Détecter les comportements, pas seulement les signatures
L’autre enseignement de KeyCat concerne la défense. Flare souligne que chaque déploiement peut être facilement reconfiguré, notamment en modifiant les éléments liés au bot Telegram. Cela rend les détections fondées uniquement sur des indicateurs fixes beaucoup plus fragiles. Bloquer un token, une URL ou une empreinte ne suffit pas si l’outil peut être rapidement adapté.
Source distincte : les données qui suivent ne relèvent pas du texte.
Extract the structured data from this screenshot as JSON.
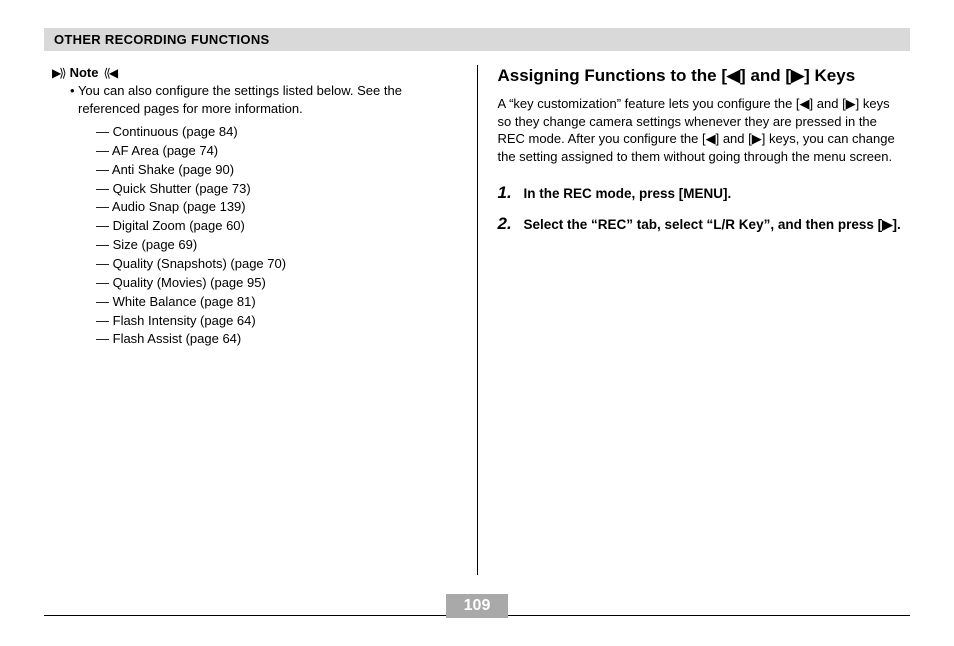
{
  "section_header": "OTHER RECORDING FUNCTIONS",
  "note": {
    "label": "Note",
    "icon_left": "▶⟩⟩",
    "icon_right": "⟨⟨◀",
    "text": "You can also configure the settings listed below. See the referenced pages for more information."
  },
  "settings": [
    "Continuous (page 84)",
    "AF Area (page 74)",
    "Anti Shake (page 90)",
    "Quick Shutter (page 73)",
    "Audio Snap (page 139)",
    "Digital Zoom (page 60)",
    "Size (page 69)",
    "Quality (Snapshots) (page 70)",
    "Quality (Movies) (page 95)",
    "White Balance (page 81)",
    "Flash Intensity (page 64)",
    "Flash Assist (page 64)"
  ],
  "right": {
    "heading": "Assigning Functions to the [◀] and [▶] Keys",
    "body": "A “key customization” feature lets you configure the [◀] and [▶] keys so they change camera settings whenever they are pressed in the REC mode. After you configure the [◀] and [▶] keys, you can change the setting assigned to them without going through the menu screen.",
    "steps": [
      {
        "num": "1.",
        "text": "In the REC mode, press [MENU]."
      },
      {
        "num": "2.",
        "text": "Select the “REC” tab, select “L/R Key”, and then press [▶]."
      }
    ]
  },
  "page_number": "109"
}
Les entreprises doivent donc déplacer une partie de leur effort vers la détection comportementale : processus Python inhabituels, exécution d’outils de récupération d’identifiants, création d’archives temporaires, connexions suspectes vers des API de messagerie, collecte anormale de fichiers sensibles, mécanismes de persistance, accès inhabituels depuis un poste utilisateur…
Quant à la prévention, elle reste indispensable : MFA, durcissement des postes, limitation des droits locaux, contrôle des applications autorisées, hygiène des navigateurs, gestion des secrets, sensibilisation aux téléchargements à risque, etc. Mais elle ne suffit plus. Il faut aussi savoir si des identifiants de l’entreprise circulent déjà dans des logs d’infostealers, sur des forums, dans des canaux Telegram ou sur des places de marché criminelles.
KeyCat n’est peut-être qu’un outil parmi d’autres. Mais il confirme que le cybercrime devient moins artisanal, plus accessible, plus modulaire. Et l’entreprise qui protège encore ses données sans surveiller l’exposition de ses identités regarde probablement le problème par le mauvais bout.